Sombras
¿Y no habría preferido usted fracasar como arquitecto en vez de haber fracasado como actor de cine?, pregunta, en la mesa de al lado a la que yo apuro el gin-tonic de media tarde, una chica joven a un hombre maduro. Entre ambos, un magnetofón encendido. Observo de reojo al hombre maduro, pero no me suena su cara. Tampoco la de la reportera. En cualquier caso, la pregunta, por diabólica, me obliga a reflexionar. Si yo tuviera que elegir una forma de fracaso alternativa a las que me han sido impuestas, ¿por cuál optaría? Se trata de un ejercicio extraño, como elegir el número de la lotería con el que me gustaría perder o la jugada de póquer con la que preferiría arruinarme. Siempre me gustó San Manuel Bueno, el personaje de Unamuno que tras dejar de creer en Dios, y quizá por eso, se convertía en un sacerdote ejemplar. He ahí un fracaso noble.
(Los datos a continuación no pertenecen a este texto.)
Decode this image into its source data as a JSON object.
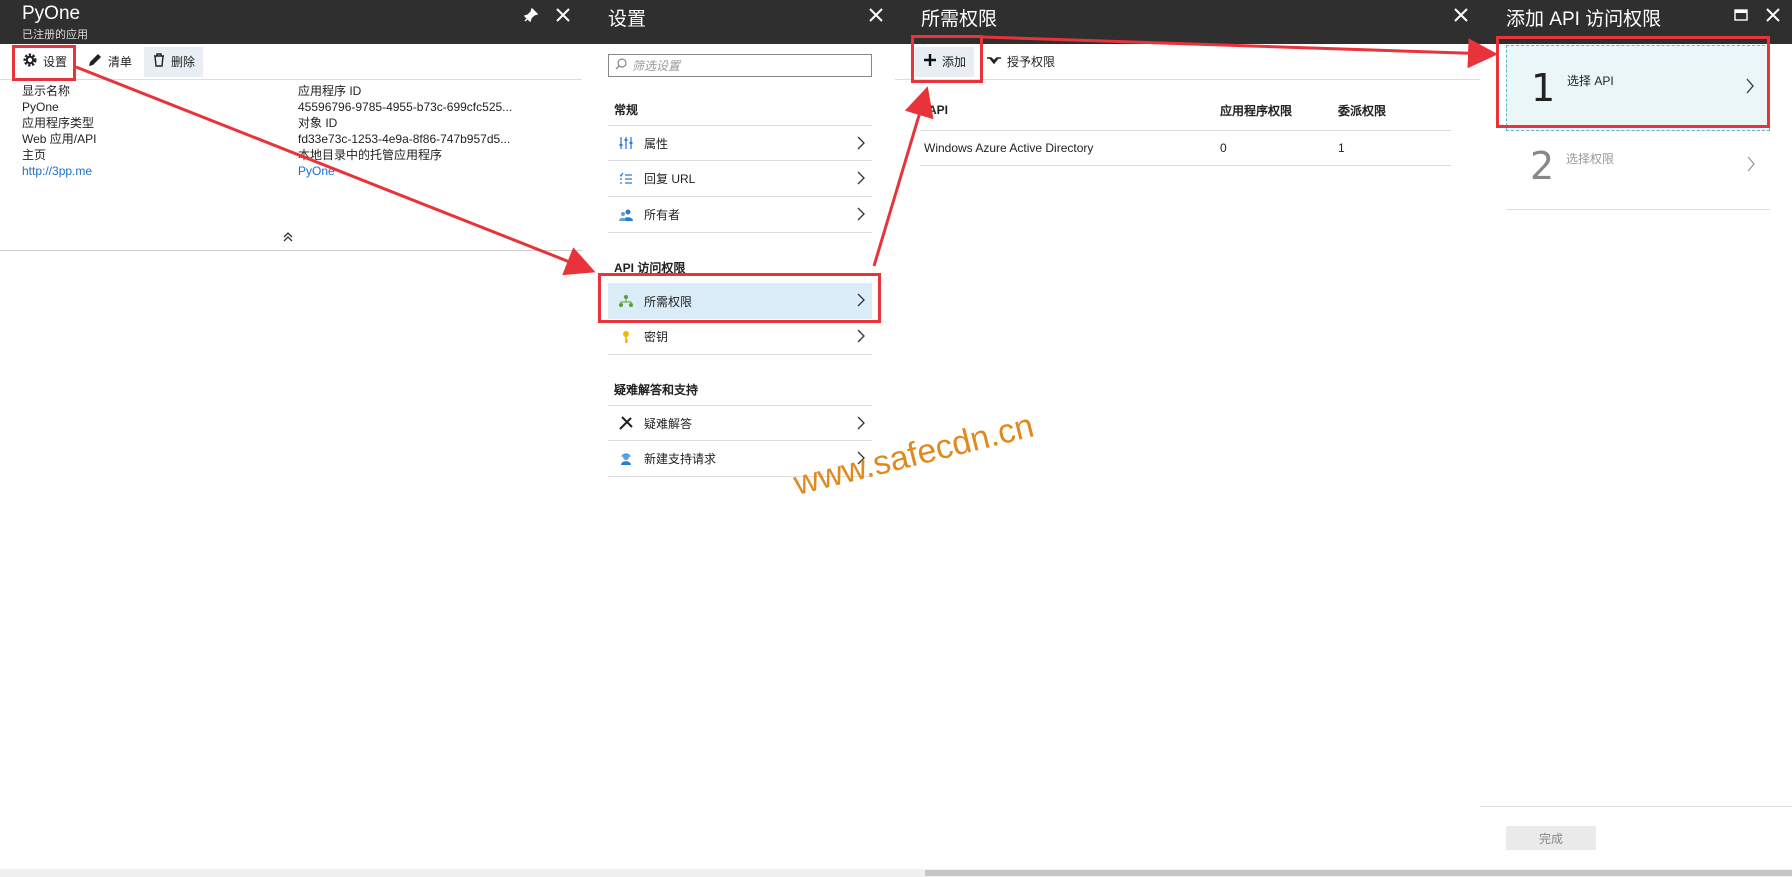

Continúo atento a la conversación. El actor de cine fracasado tarda en responder a la reportera pérfida. Finalmente dice que si pudiera elegir optaría por fracasar como fracasado. Parece un juego de palabras, un ardid para escapar de la encerrona, pero quizá en la respuesta haya alguna sustancia. Me pregunto si fracasar como fracasado equivale a un fracaso doble y me viene a la memoria un título de Julio Ramón Ribeyro: La tentación del fracaso. ¿Acaso es esta tentación más fuerte que la del éxito? ¿Es más sana, más estimulante? ¿Nos previene de algún tipo de desengaño? Un amigo de juventud aseguraba que el éxito era una forma de traición. ¿Sería entonces el fracaso un modo de fidelidad? ¿Y de fidelidad a qué? Oscurece al tiempo que se deshacen los hielos en mi vaso. La calle se llena de sombras poco a poco. Pido otro gin-tonic. La reportera mira el reloj y decide rematar la entrevista preguntando al actor fracasado por su vida actual. Cuido de una nieta, dice él.